この人、生きてる人だよな…?とつい疑問を持ってしまう。それくらい浮世離れた何かを持った人だった。
「おかえりなさい、出流兄さん」
「はい…そして貴方が苗木誠ですね」
いきなり名指しされて僕はピッと背筋を伸ばした。霧切さんが僕のこと伝えていたんだろうか…?
「響子からは説明を受けていません。ただ僕の個人範囲で貴方のことを知っているだけです」
そうしてソファに座っていた僕を淡々とした目で見下ろす神座さんから冷えた空気を感じるような気がする。
「そういじめるなよ出流。知ってたんだろ?」
「そうですが…」
「なら響子の見る目も信用してやれ。あいつの人を見る目はお前も認めているだろ?」
「それはそうですが。ただこの世の中『それはそれ』という言葉もあります」
「出流。」
最後にそう名前を呼んだ日向さんの声に、無表情のはずなのにシュンとしたような神座さんは渋々といった様子で日向さんの隣に座った。手に持っていた箱をテーブルに乗せる。
「おやつです。響子、紅茶を」
「わかったわ」
「創」
「はいはい。休憩中の札はもう替えてるんだろ?」
そうしていつの間にかすんでいるお茶会の準備に僕はあわててお礼を言って、僕はガトーを霧切さんが淹れてくれた紅茶とともに頂いたのだった。
・おまけ
「そういえば出流兄さん」
「何ですか」
「牽制のつもりで私達、というか苗木君が来る前に創兄さんを『ピー』してたんでしょうけど、苗木君ちっとも気付いてなかったわよ」
ブフォッと僕と日向さんが同時に口に含んでいた紅茶を吹き出してしまった。テーブルを汚してしまったけれど、それ以上に霧切さんの口から彼女にそぐわない言葉が出てきたことに衝撃を受けて僕はテーブル拭きもせず呆然としてしまった。

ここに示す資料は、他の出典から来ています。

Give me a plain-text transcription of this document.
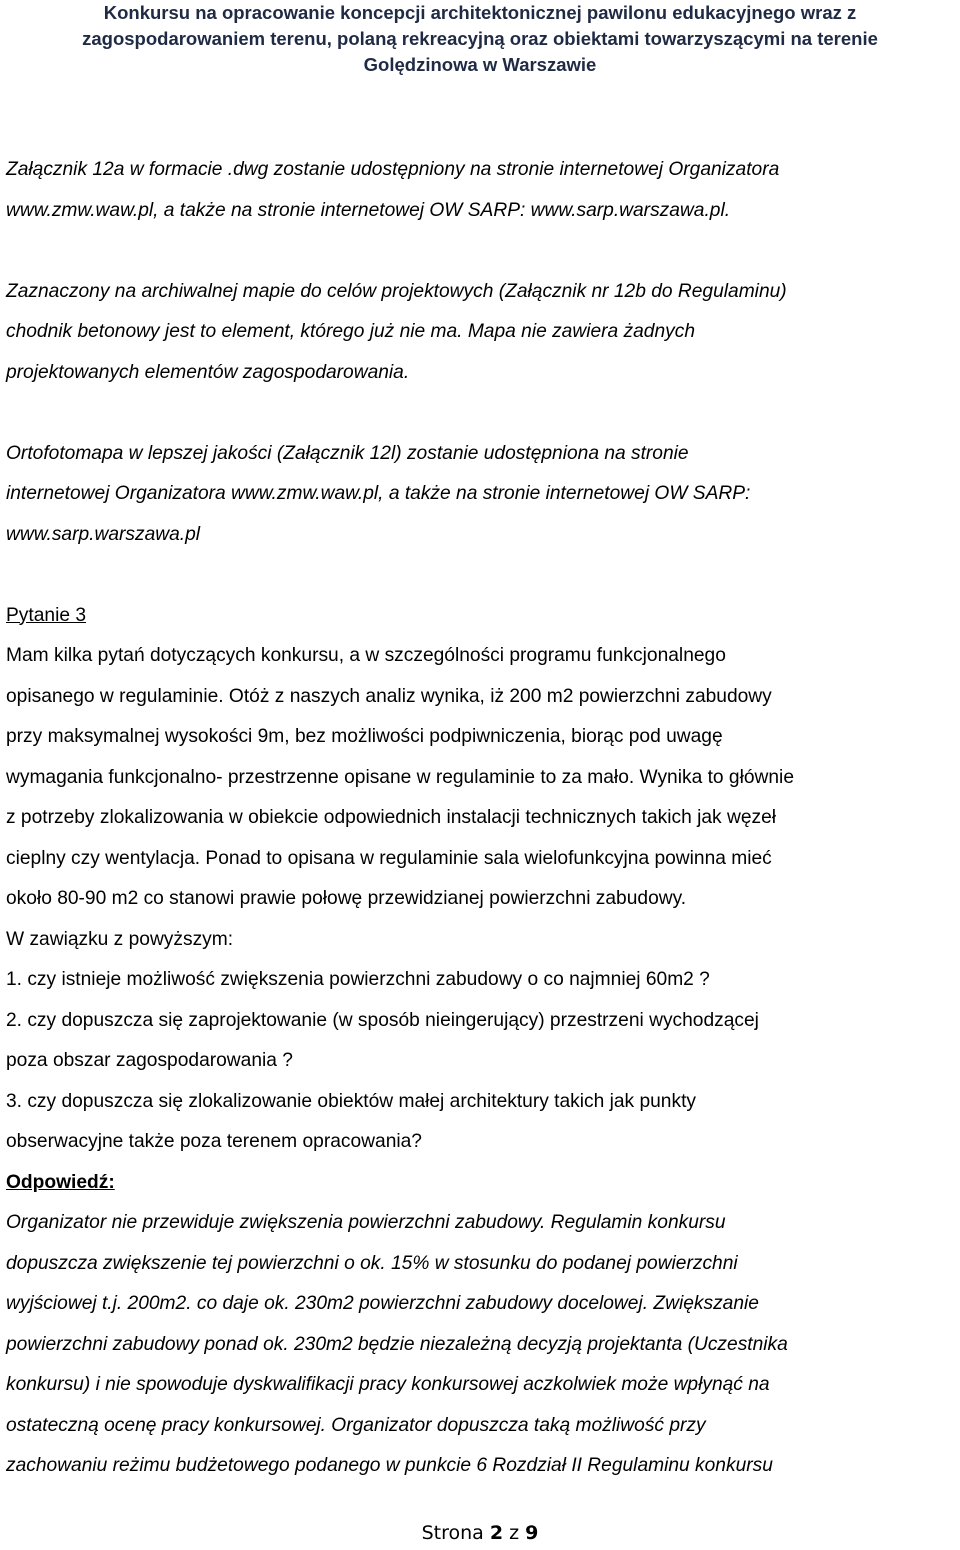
Konkursu na opracowanie koncepcji architektonicznej pawilonu edukacyjnego wraz z
zagospodarowaniem terenu, polaną rekreacyjną oraz obiektami towarzyszącymi na terenie
Golędzinowa w Warszawie
Załącznik 12a w formacie .dwg zostanie udostępniony na stronie internetowej Organizatora
www.zmw.waw.pl, a także na stronie internetowej OW SARP: www.sarp.warszawa.pl.
Zaznaczony na archiwalnej mapie do celów projektowych (Załącznik nr 12b do Regulaminu)
chodnik betonowy jest to element, którego już nie ma. Mapa nie zawiera żadnych
projektowanych elementów zagospodarowania.
Ortofotomapa w lepszej jakości (Załącznik 12l) zostanie udostępniona na stronie
internetowej Organizatora www.zmw.waw.pl, a także na stronie internetowej OW SARP:
www.sarp.warszawa.pl
Pytanie 3
Mam kilka pytań dotyczących konkursu, a w szczególności programu funkcjonalnego
opisanego w regulaminie. Otóż z naszych analiz wynika, iż 200 m2 powierzchni zabudowy
przy maksymalnej wysokości 9m, bez możliwości podpiwniczenia, biorąc pod uwagę
wymagania funkcjonalno- przestrzenne opisane w regulaminie to za mało. Wynika to głównie
z potrzeby zlokalizowania w obiekcie odpowiednich instalacji technicznych takich jak węzeł
cieplny czy wentylacja. Ponad to opisana w regulaminie sala wielofunkcyjna powinna mieć
około 80-90 m2 co stanowi prawie połowę przewidzianej powierzchni zabudowy.
W zawiązku z powyższym:
1. czy istnieje możliwość zwiększenia powierzchni zabudowy o co najmniej 60m2 ?
2. czy dopuszcza się zaprojektowanie (w sposób nieingerujący) przestrzeni wychodzącej
poza obszar zagospodarowania ?
3. czy dopuszcza się zlokalizowanie obiektów małej architektury takich jak punkty
obserwacyjne także poza terenem opracowania?
Odpowiedź:
Organizator nie przewiduje zwiększenia powierzchni zabudowy. Regulamin konkursu
dopuszcza zwiększenie tej powierzchni o ok. 15% w stosunku do podanej powierzchni
wyjściowej t.j. 200m2. co daje ok. 230m2 powierzchni zabudowy docelowej. Zwiększanie
powierzchni zabudowy ponad ok. 230m2 będzie niezależną decyzją projektanta (Uczestnika
konkursu) i nie spowoduje dyskwalifikacji pracy konkursowej aczkolwiek może wpłynąć na
ostateczną ocenę pracy konkursowej. Organizator dopuszcza taką możliwość przy
zachowaniu reżimu budżetowego podanego w punkcie 6 Rozdział II Regulaminu konkursu
Strona 2 z 9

「おい響子、女の子が放送禁止用語をいきなりクラスメイトの前で口走るのやめろよ!」
でも発言の内容には反論しないんですねお兄さん…僕は気づかなくていい事実にいっそ目をそらしたかったけど、無理そうだった。ああ、気だるげな雰囲気だったのはそういうことだったんですね。チラッと見ると首元に赤い跡があるような気がする。泣きたい。

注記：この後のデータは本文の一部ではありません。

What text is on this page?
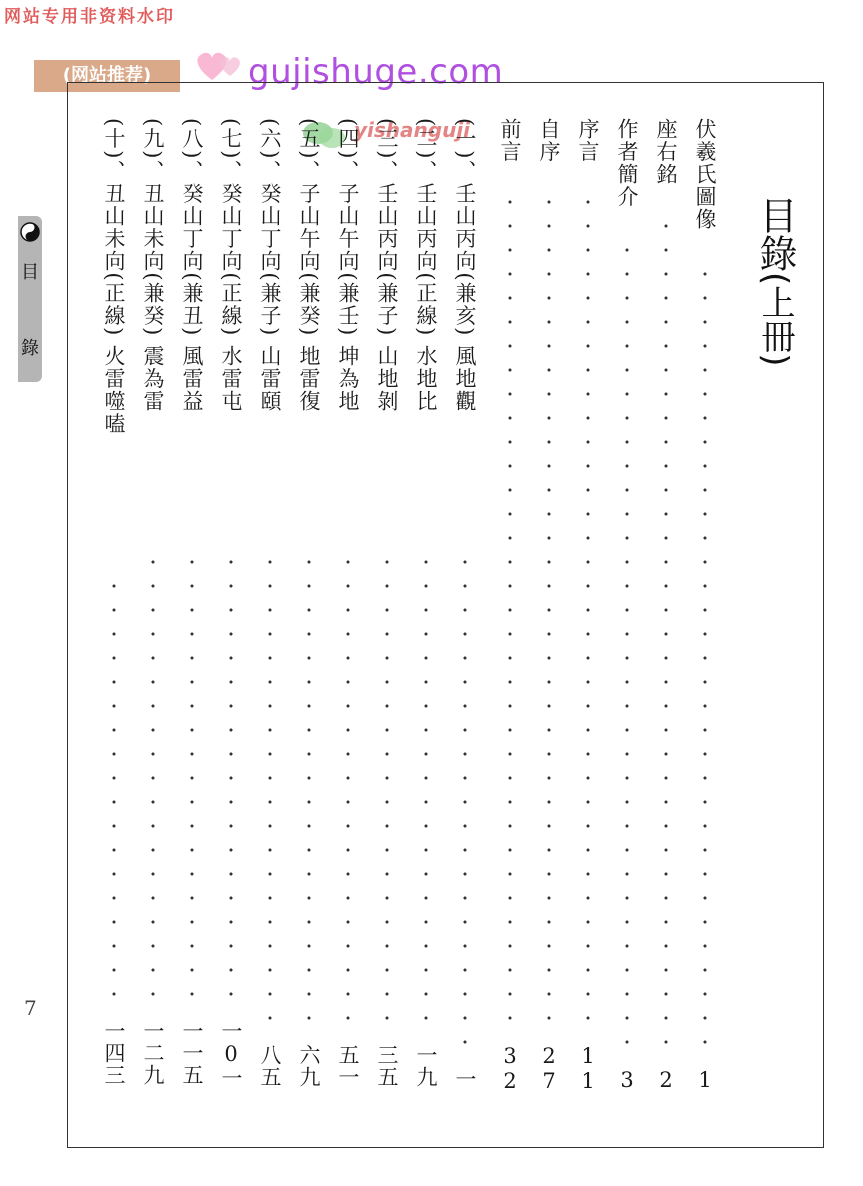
网站专用非资料水印
(网站推荐)	gujishuge.com
yishanguji
目
錄
7
目錄(上冊)
伏羲氏圖像
1
座右銘
2
作者簡介
3
序言
11
自序
27
前言
32
(一)、壬山丙向(兼亥) 風地觀
一
(二)、壬山丙向(正線) 水地比
一九
(三)、壬山丙向(兼子) 山地剝
三五
(四)、子山午向(兼壬) 坤為地
五一
(五)、子山午向(兼癸) 地雷復
六九
(六)、癸山丁向(兼子) 山雷頤
八五
(七)、癸山丁向(正線) 水雷屯
一0一
(八)、癸山丁向(兼丑) 風雷益
一一五
(九)、丑山未向(兼癸) 震為雷
一二九
(十)、丑山未向(正線) 火雷噬嗑
一四三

せっせと手早くテーブルを拭かれた日向さんに気づいて僕は恐縮したり顔を白黒させていた。
「そういった面で創に反応しなかったのでまあ及第点です。あくまで創に限ってですが」
「あら、反応しないのを見越しての実験だったんでしょう?でなければそもそも創兄さんをここに置いたままにしてないでしょ」
「反応したら響子の周囲から消すつもりでした」
危ない、下手すると僕消されるところだった。
「か、神座さんってものすごく兄妹思いなんですね…」
苦し紛れに口から出た僕の言葉に日向さんが目を丸くしたあと、くすりと笑った。
「…面白いな。いい子と仲良くなれてよかったな、響子」
「当然でしょ。なんてったって観察眼は『元超高校級の希望』の出流兄さんお墨付きなんですから。…出会えたのはめぐり合わせでしょうけど」
なんだか伝説級の称号が聞こえてきた気がするけど、日向さん以外ちょっと表情がわかりにくい兄妹達が和気あいあいとしていたので、僕は隅っこで静かにしていたのだった。